The VP1-3, VP6-7, and NSP1-4 genes of strain RVA/Human-wt/BRB/CDC1133/2012/G4P[14] share 90–95% nucleotide identity with cognate sequences in GenBank and the NSP5 gene shares 98.7% homology with human strain BP271 (GenBank accession KF835969). For all genes except VP4, the Barbados strain genome follows the gene constellation of the porcine Gottfried strain, G4-P[6]-I1-R1-C1-M1-A8-N1-T1-E1-H1, (Matthijnssens et al., 2008b) though all genes are genetically distinct. The A8 NSP1 genotype found in both strain RVA/Human-wt/BRB/CDC1133/2012/G4P[14] and Gottfried has been reported previously from human RVA cases from Bulgaria, Hungary, India, and Nicaragua and is thought to be of porcine origin (Bucardo et al., 2012; Mladenova et al., 2012; Mukherjee et al., 2011; Papp et al., 2013). For all genes except VP4, NSP3, and NSP4, the Barbados strain genes cluster within supported clades containing both human and porcine RVA strains and, in the cases of VP1, VP2, VP3, and NSP1, a small number of equine and bovine strains as well (Figures 1A and 2A–F, 2I). In phylogenetic estimates of the VP4, NSP3 and NSP4 genes (Figures 1B, 2G and 2H), strain RVA/Human-wt/BRB/CDC1133/2012/G4P[14] occupies sublineages containing human strains only suggesting that these genes may now be established in human RVA populations. It is difficult, however, to ascertain the host species of origin for this strain since its genes may have been derived from human, porcine, equine, or bovine RVAs.

Figure 2.

Figure 2

Figure 2

Phylogenetic trees based on nucleotide sequences of the complete open reading frame of (a) VP1, (b) VP2, (c) VP3, (d) VP6, (e) NSP1, (f) NSP2, (g)NSP3, (h) NSP4, and (i) NSP5 rotavirus genes. The maximum likelihood trees were constructed using PhyML 3.0 with best model identified by JModelTest 2 program along with aLRT statistics for branch support shown at the node (<70% not shown). The GenBank accession numbers, strain names, and G and P-type associated are shown where available.

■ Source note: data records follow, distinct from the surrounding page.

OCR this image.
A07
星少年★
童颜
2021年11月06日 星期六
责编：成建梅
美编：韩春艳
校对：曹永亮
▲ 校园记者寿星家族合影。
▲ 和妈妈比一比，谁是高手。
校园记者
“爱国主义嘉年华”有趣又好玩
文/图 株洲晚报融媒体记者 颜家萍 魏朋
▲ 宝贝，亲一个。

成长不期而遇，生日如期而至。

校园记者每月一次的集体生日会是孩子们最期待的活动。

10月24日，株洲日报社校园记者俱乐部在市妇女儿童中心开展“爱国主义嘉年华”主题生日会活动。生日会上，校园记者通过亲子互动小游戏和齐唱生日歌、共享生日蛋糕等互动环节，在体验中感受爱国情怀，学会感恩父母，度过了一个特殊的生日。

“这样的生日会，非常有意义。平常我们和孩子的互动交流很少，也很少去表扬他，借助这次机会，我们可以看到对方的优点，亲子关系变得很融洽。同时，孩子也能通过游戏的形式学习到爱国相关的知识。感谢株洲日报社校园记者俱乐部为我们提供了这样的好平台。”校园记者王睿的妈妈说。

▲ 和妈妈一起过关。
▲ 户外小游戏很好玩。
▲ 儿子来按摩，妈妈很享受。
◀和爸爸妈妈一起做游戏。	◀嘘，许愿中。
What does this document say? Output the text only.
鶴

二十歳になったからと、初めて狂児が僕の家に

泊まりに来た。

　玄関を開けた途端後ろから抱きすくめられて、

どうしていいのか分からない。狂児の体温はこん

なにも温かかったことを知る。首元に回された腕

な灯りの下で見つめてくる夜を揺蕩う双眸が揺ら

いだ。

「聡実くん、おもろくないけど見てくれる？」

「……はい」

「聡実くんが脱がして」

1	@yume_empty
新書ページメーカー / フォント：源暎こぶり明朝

In summary, the study describes the genetic characterization of a novel human RVA with the G and P combination of G4P[14] and identification of 7 lineages within the P[14] genotype. The natural history of this strain probably involved one or more reassortment events involving multiple gene segments and interspecies transmission. Continued surveillance of RVA strains will be important to determine the extent of similar strains in the community which is important in the context of whether or not vaccine-induced heterotypic immunity is sufficient to protect against strains that express the P[14] RVA genotype.

Acknowledgments

We wish to thank Rashi Gautam and Slavica Mijatovic-Rustempasic for their review of the manuscript and helpful comments. We also wish to thank the Ministry of Health, Barbados, the Pan American Health Organization, and the World Health Organization for their support of this study.

Footnotes

Conflict of interest statement

The authors of this study declare that they have no conflict of interest, financial or otherwise, related to this article.

Disclaimer

The findings and conclusions in this report are those of the author(s) and do not necessarily represent the official position of the Centers for Disease Control and Prevention. Names of specific vendors, manufacturers, or products are included for public health and informational purposes; inclusion does not imply endorsement of the vendors, manufacturers, or products by the Centers for Disease Control and Prevention or the US Department of Health and Human Services.